Повсеместное иконическое присутствие государя, характерное для XIX века, не тождественно механизмам пресуществления монарха, отличавшим Старый порядок[71]
. Речь больше не идет о том, чтобы, сообщив зримый облик величию государя, обеспечить телесное единение подданных и короля. Изображение государя больше не стремится демонстрировать ни «фантастический образ абсолютного господства»[72], ни «холодное бесстрастие „короля-машины“»[73]. Теперь задача гораздо скромнее: позволить власти, легитимность которой находится под вопросом, «отметиться» в пространстве. Повсеместное присутствие образа государя призвано заставить подданных забыть о непрочности и преходящем характере власти. Изображение короля или императора, которое при всякой смене режима убирают с глаз долой или, реже, уничтожают, делает зримой власть хрупкую, но теоретически неотчуждаемую, и это ощущение призван укрепить официальный герб режима или его эмблемы: лилии, петухи или орлы. Кроме того, повсеместное присутствие портрета короля (или императора) делает зримым усиление полномочий административного государства. Важно, что гражданин в XIX веке физически сталкивается с изображением государя и ловит его взгляд во время своих контактов с государством — когда он учится, голосует, участвует в судебных процессах, платит налоги, тянет жребий, чтобы узнать, призовут ли его армию, а если его призвали, проходит проверку пригодности к военной службе (которая нередко осуществляется в зале заседаний мэрии[74]), дежурит в национальной гвардии и т. д. «Исполнение законов» и «поддержание общественного порядка» совершаются в присутствии государева портрета и под его надзором[75].Итак, хотя постреволюционная власть, проникнутая идеей демократии, становится «пустым местом»[76]
, государство в отношениях с гражданами по-прежнему нуждается в воплощении. Мишель Фуко полагал, что вместе с Революцией исчезает «теологическое и политическое чудо, олицетворение королевства, материальный храм власти, драгоценная кровь, очаг, источающий сияние могущества, — тело короля. Его место занимает толпа политических фигур»[77]. Это исчезновение (относительное) теолого-политического аспекта не означает, что политические фигуры приравниваются к монарху; речь идет о том, что изображение государя становится мирским воплощением государства.
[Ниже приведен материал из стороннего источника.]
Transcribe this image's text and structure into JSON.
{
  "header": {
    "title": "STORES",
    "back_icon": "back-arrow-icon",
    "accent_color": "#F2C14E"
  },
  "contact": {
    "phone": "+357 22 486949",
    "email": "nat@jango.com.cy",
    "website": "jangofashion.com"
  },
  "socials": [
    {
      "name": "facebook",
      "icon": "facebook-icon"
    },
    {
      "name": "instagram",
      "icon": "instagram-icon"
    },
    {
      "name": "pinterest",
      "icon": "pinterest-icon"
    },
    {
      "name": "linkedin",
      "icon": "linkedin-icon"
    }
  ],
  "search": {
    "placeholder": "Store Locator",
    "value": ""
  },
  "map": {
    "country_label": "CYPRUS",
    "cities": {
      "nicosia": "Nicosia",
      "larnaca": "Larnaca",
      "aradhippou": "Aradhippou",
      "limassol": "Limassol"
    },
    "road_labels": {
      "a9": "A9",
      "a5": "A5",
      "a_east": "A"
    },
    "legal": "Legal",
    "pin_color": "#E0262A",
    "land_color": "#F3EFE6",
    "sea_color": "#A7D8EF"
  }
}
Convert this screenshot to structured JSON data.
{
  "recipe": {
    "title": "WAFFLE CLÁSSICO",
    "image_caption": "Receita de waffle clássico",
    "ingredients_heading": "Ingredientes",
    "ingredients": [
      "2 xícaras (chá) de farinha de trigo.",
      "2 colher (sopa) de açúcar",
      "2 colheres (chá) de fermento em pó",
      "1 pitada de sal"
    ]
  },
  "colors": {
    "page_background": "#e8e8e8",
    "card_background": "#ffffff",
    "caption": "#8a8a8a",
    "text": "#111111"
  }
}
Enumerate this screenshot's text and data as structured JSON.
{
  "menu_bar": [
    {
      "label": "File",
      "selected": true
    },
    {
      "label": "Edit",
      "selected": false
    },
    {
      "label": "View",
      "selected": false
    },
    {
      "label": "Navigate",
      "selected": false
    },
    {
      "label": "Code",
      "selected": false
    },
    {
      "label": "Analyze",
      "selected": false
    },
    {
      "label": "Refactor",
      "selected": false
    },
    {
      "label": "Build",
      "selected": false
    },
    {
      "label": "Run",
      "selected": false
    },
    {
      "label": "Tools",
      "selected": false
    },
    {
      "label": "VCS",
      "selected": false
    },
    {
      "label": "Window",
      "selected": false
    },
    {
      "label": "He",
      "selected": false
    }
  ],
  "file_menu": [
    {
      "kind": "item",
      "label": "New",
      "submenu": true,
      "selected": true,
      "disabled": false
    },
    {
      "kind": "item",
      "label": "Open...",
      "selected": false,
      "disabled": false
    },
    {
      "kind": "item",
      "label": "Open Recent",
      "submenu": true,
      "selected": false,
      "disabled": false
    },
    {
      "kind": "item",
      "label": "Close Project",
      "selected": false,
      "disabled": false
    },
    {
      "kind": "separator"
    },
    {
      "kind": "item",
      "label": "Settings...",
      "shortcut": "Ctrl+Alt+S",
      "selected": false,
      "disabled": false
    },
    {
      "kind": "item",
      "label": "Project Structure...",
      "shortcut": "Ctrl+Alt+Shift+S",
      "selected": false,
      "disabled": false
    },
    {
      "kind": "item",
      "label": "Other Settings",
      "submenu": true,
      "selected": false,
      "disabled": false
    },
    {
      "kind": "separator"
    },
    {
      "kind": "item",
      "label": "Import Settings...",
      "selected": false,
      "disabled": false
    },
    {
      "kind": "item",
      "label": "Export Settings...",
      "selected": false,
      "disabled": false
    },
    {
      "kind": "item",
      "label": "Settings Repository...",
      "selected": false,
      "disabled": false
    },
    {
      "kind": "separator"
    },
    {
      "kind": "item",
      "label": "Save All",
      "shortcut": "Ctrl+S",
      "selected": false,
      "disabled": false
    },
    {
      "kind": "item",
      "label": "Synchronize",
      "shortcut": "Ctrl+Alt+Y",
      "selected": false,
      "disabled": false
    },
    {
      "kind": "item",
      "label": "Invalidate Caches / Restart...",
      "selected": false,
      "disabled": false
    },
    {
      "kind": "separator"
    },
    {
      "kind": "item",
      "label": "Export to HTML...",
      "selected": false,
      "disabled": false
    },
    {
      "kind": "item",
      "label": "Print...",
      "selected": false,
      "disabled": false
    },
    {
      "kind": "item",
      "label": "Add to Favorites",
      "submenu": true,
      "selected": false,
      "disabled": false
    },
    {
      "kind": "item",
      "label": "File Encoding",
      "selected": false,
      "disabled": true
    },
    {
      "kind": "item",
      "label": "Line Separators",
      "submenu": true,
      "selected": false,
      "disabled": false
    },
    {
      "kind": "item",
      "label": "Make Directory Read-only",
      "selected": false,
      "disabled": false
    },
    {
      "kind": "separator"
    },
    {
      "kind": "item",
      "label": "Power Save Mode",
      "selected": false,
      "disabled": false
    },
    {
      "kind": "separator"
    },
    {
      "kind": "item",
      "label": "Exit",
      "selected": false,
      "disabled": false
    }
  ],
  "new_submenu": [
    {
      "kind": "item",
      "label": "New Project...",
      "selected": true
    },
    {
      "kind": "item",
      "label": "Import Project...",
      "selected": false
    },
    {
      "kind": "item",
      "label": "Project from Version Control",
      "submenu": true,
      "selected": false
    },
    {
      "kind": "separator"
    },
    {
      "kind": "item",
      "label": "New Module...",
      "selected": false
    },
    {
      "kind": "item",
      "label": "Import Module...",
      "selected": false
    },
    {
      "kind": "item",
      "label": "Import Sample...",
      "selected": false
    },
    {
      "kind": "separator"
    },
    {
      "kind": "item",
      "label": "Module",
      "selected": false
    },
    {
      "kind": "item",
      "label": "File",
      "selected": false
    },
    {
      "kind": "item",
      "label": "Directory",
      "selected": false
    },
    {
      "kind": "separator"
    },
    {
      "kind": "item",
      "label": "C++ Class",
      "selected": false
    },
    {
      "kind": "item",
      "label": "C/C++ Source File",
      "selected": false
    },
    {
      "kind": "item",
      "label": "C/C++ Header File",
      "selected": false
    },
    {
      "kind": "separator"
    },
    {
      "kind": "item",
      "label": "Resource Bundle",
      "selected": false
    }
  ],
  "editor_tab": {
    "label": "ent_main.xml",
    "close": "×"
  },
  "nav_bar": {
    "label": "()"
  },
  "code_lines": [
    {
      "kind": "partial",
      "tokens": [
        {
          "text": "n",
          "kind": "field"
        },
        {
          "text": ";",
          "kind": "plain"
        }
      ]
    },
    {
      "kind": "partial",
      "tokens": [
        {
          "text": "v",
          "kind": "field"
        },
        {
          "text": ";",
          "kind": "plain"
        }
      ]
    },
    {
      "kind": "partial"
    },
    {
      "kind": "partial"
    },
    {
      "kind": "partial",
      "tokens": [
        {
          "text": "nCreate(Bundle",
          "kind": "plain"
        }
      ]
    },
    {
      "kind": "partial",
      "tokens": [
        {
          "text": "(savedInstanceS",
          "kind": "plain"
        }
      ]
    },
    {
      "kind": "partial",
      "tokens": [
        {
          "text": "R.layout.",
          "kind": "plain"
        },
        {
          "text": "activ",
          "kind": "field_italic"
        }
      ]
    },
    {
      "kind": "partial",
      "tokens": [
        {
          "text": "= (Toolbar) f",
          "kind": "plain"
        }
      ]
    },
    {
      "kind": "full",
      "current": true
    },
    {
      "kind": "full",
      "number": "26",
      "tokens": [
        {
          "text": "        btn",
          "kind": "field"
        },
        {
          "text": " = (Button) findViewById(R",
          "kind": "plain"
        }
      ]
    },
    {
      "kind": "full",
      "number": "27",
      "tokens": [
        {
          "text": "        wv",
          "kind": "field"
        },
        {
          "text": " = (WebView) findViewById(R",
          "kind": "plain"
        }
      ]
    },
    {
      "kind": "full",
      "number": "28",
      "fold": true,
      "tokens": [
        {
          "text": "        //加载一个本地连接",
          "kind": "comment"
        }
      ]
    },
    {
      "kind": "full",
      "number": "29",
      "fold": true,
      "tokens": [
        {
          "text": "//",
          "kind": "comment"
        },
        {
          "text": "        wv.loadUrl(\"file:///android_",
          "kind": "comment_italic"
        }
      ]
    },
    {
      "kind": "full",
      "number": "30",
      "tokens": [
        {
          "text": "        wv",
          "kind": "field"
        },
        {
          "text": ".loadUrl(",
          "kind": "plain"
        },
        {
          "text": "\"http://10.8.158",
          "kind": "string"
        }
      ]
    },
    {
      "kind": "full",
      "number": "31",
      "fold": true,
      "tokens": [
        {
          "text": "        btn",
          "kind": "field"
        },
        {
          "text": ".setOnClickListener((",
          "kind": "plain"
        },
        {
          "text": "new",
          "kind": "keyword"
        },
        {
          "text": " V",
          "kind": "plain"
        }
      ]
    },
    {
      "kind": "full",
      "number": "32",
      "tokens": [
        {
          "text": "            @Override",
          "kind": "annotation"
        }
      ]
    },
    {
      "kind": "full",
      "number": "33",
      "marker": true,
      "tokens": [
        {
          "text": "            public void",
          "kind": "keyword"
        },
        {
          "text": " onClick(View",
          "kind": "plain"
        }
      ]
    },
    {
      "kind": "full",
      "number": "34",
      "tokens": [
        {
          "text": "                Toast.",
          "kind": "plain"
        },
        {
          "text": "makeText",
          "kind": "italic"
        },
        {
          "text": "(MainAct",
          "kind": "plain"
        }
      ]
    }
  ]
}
Воплощение перестало быть таинством (впрочем, тут с разными монархами дело обстоит по-разному), однако сам принцип никуда не делся. Именно это делает возможным политическое иконоборчество, хотя мотивы его усложняются: те, кто покушается на изображение государя, могут целить в административное государство или в легитимность режима, в средоточие власти или в ее сакральность.Кроме того, благодаря воспроизводимости изображений во всех возможных формах (скульптура, живопись, литография, фотография) значительно увеличивается доступность портретов государя для обозрения как в публичном, так и в частном пространстве. Как известно, XIX век стал эпохой технической воспроизводимости изображений, а это привело не только к увеличению их числа, но и к их распространению на множестве новых носителей более или менее секулярного характера (литографии, фотографии, иллюстрированная пресса и книги с иллюстрациями), а также, благодаря декалькомании, на самых разных «иконофорах» — предметах, украшенных картинками, как то: печатные ткани, тарелки с сюжетными сценами, табакерки, безделушки и т. д.
Вдобавок процветает старая, но достигшая невиданного прежде размаха практика копирования «официальных» портретов. Она развивается независимо от механического воспроизведения, но порождается сходным желанием привести изображения государя, распространяемые в публичном пространстве, к единообразию. С целого ряда живописных портретов государей, сменявших один другого на французском престоле, было изготовлено огромное число копий для гражданских и военных заведений. Начиная с 1830‐х годов степень официальности портрета начинает, таким образом, измеряться числом его копий[78]
. Практика изготовления копий дает работу целой когорте художников, мало встроенных в государственную систему, например женщинам[79]. Это порождает скептицизм по отношению к королевскому изображению как эстетическому объекту в глазах искушенных ценителей[80]. Впрочем, маловероятно, чтобы обычный зритель, менее чувствительный к эстетическим тонкостям, разделял подобные суждения.